The budget deficit during the July-September period last increased by nearly 200 per cent compared with the corresponding three months in 2018, as gains in tax receipts were offset by higher spending and growing debt servicing, according to the government statistics.
The statistics show that the deficit widened to Tk 321.44 billion (32,144 crore) during the first quarter or Q1 of this fiscal year. The rise is 183 per cent compared to the same period a year earlier.
During the period under review the total spending was Tk 876 billion against the revenue receipts to the tune of Tk 554.6 billion.
There was no grant during the Q1, but loan disbursement and other flows from external sources were much lower than expectation and stood at Tk 6.37 billion.
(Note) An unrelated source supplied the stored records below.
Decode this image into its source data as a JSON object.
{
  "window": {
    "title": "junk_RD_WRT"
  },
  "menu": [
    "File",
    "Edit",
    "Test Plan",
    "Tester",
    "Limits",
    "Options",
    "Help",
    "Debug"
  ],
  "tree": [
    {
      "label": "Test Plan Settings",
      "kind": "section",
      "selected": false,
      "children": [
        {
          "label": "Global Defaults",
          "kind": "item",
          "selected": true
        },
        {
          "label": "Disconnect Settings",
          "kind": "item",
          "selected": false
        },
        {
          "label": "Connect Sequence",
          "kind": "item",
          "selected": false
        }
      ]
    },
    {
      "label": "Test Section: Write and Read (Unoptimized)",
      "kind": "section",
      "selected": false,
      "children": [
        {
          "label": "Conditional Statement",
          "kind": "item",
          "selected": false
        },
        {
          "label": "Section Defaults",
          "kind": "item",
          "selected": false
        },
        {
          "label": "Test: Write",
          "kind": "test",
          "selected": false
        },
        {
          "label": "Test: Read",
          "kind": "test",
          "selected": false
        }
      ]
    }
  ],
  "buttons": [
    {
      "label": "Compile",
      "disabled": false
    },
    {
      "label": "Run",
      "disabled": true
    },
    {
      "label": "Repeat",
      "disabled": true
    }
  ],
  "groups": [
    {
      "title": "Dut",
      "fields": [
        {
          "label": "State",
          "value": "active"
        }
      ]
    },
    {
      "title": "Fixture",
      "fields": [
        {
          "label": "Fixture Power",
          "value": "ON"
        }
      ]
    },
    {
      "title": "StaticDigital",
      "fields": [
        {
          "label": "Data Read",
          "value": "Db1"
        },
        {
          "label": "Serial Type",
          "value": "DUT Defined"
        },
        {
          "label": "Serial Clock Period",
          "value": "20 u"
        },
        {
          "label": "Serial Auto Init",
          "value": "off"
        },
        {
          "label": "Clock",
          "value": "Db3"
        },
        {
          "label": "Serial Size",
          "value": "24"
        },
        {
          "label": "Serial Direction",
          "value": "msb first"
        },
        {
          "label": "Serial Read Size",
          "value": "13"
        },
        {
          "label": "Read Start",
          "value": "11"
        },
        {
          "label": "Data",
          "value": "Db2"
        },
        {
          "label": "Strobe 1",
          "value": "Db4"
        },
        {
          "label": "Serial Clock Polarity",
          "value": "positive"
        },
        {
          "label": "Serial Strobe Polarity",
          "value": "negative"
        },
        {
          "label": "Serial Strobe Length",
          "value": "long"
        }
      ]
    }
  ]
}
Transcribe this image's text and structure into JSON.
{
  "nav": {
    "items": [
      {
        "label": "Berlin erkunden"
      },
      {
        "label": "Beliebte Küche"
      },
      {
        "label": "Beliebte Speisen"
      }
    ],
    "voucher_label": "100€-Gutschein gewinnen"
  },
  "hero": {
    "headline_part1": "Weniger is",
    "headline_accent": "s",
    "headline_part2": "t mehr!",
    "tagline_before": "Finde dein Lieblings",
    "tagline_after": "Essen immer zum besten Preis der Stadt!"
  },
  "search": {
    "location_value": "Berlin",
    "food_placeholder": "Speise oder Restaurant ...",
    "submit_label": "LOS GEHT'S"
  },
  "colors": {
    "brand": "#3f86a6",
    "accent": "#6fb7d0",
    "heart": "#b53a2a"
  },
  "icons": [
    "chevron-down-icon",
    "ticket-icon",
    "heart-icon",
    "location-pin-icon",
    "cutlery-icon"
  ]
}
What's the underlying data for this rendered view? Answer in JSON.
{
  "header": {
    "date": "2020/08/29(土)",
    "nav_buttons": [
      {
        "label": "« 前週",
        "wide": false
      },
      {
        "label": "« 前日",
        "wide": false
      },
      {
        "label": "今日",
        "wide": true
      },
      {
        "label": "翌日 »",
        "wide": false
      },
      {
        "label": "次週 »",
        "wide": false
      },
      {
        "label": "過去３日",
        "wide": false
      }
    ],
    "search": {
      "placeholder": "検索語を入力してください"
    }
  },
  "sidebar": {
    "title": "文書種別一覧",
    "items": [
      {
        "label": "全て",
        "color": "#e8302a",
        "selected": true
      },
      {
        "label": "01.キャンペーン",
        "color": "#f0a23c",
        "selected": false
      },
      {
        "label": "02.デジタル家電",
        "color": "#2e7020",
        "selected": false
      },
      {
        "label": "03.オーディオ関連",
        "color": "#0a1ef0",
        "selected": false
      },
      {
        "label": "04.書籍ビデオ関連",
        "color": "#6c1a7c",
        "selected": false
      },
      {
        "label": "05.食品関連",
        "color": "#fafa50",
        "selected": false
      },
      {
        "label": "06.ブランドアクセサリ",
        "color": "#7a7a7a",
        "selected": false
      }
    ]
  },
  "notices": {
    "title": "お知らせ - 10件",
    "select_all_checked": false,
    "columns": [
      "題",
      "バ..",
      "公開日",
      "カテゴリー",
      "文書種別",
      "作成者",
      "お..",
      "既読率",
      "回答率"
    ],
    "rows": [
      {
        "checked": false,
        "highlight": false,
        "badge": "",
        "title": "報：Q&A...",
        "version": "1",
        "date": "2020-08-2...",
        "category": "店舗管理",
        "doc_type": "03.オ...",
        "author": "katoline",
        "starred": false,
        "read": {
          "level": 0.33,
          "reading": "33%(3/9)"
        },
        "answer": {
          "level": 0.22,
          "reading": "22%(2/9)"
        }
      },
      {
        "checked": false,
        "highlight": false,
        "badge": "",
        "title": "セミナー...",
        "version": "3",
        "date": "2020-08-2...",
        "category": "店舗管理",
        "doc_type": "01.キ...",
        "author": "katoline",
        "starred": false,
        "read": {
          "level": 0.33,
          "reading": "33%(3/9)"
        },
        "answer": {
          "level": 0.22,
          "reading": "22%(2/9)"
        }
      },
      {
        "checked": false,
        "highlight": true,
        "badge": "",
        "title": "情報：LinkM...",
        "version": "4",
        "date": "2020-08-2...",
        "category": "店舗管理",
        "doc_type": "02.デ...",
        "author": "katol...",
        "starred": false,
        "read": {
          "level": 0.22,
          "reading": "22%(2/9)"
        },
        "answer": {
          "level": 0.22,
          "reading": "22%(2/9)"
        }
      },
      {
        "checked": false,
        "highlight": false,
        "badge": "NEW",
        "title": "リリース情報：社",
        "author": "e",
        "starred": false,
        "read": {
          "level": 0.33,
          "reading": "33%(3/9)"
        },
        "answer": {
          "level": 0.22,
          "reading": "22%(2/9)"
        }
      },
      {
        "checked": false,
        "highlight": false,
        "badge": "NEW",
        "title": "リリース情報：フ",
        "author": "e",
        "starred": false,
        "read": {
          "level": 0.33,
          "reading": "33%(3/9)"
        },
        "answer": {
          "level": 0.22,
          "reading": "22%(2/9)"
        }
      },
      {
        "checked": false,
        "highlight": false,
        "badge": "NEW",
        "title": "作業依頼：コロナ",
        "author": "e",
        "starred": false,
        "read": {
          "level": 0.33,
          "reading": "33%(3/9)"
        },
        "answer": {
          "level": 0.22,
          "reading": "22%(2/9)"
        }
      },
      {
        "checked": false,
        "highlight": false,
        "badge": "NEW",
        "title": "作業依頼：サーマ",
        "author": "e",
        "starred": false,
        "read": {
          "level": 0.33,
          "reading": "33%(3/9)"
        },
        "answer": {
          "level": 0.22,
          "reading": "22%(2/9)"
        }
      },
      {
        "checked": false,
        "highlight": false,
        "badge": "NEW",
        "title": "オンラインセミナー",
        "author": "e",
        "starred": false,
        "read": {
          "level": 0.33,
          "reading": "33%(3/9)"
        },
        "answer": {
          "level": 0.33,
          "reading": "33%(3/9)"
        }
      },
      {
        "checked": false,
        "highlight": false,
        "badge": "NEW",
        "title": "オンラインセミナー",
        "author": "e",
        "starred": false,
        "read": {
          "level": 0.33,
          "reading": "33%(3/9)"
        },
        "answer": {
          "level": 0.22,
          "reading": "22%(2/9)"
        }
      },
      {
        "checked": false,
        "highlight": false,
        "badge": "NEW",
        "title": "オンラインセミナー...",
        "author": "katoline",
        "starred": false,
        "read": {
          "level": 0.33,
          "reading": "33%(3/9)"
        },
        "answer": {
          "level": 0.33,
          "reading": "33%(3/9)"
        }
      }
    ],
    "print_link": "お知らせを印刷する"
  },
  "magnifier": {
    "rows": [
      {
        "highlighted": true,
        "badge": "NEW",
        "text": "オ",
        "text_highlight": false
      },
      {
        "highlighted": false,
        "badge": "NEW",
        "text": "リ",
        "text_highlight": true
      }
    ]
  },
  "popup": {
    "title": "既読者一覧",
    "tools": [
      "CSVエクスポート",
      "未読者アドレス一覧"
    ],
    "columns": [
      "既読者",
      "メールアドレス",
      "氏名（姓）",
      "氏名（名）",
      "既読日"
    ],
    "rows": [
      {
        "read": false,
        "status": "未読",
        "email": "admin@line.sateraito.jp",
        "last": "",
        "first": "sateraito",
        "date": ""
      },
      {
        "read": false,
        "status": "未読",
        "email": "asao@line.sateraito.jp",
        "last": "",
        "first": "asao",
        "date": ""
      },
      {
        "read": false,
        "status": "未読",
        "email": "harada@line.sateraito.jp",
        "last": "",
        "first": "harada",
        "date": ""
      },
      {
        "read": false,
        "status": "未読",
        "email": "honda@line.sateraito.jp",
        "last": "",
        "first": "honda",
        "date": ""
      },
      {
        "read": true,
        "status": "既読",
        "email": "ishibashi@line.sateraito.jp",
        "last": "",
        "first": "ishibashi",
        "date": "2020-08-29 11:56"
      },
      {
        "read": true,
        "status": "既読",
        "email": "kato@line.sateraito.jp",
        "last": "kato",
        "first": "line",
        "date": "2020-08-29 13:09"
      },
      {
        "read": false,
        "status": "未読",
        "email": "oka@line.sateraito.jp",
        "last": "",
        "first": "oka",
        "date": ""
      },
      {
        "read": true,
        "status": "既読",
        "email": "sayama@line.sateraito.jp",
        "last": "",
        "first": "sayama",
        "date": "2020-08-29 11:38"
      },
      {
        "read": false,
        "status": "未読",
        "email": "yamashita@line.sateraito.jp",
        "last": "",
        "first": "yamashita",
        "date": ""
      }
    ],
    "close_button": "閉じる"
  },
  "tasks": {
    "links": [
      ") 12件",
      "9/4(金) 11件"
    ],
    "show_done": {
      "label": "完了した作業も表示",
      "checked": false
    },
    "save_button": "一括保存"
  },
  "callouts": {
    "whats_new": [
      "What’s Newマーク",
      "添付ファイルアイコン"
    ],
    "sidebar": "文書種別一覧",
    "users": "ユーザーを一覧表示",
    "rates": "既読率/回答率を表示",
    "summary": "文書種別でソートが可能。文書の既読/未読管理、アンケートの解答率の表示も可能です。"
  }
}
On the other hand, borrowing from the banking sources (net) was astonishingly high at Tk 279.5 billion through bills, bonds and other debt instruments.
The budgetary target of borrowing from the banking system was Tk 473.4 billion for the entire fiscal year.
Debt-servicing was also high at nearly US$ 500 million during the period under review, approximately $100 million higher than that of the previous period a year earlier, according to the statistics.
Economists view that this budget deficit will jump significantly during the second half of the fiscal year at a time when the payment for both development and non-development activities usually remain high.
They suggest prioritising development activities, otherwise the deficit will far exceed the benchmark and unsustainability may stalk the economy.
Dr Zahid Hussain, an independent economist, told the FE: "The revenue will improve to some extent, but that will not be adequate to feed the spending."
"We now need to prioritise the development programmes."
"To my mind, there is the need for putting a restriction on fund release for less important projects."
Dr Hussain, who served as lead economist at the Dhaka office of the World Bank, told the FE that banks usually find comfort while lending to the government as such investment is viewed as risk-free from the banks' perspective.
"If borrowing from the banking system by the government increase further, it will create a crowding out effect on the economy."
"We now see around 10 per cent growth in the credit to the private sector, and it will drop to a single digit, once the borrowing persists further."
On the other hand, Dr Ahsan H Mansur, executive director at the privately-owned think-tank Policy Research Institute of Bangladesh (PRI), said the borrowing from the banking system would even touch Tk 1.2 trillion.
"I think, government borrowing from the banking system will reach Tk 1.2 trillion or more at the end of this fiscal year."
Dr Mansur said: "I don't understand how the deficit grows, if the economy expands at a rate of over 8.0 per cent."
He said deficit grows, when the government takes some stimulus measures to boost the economy.
The annual budget deficit, however, has been projected at Tk 1.4 trillion for the entire fiscal year and it will be met by financing from both domestic and external sources.
However, the wide deficit was attributed to some extent to more spending on interest payments on debts that reached Tk 121.7 billion during the Q1.
The development activities during the July-September period accounted for Tk 134.6 billion.
Grants to other institutions by the government amounted to Tk 67 billion and social safety net costs were put at Tk 41 billion during the period under review. The food account was also high at Tk 35 billion.
Dr Mustafa K Mujeri, an economist, said such higher a deficit leads to unsustainability of the economy.
"We're even not progressing up to the expected levels by many macro indicators, excepting remittances," Dr. Mujeri, who heads a research institution, namely Institute of Inclusive Finance and Development, told the FE.
He said the government estimation of the revenue earnings should be realistic.
Dr Mujeri suggested austerity measures in some unproductive sectors to narrow the deficit.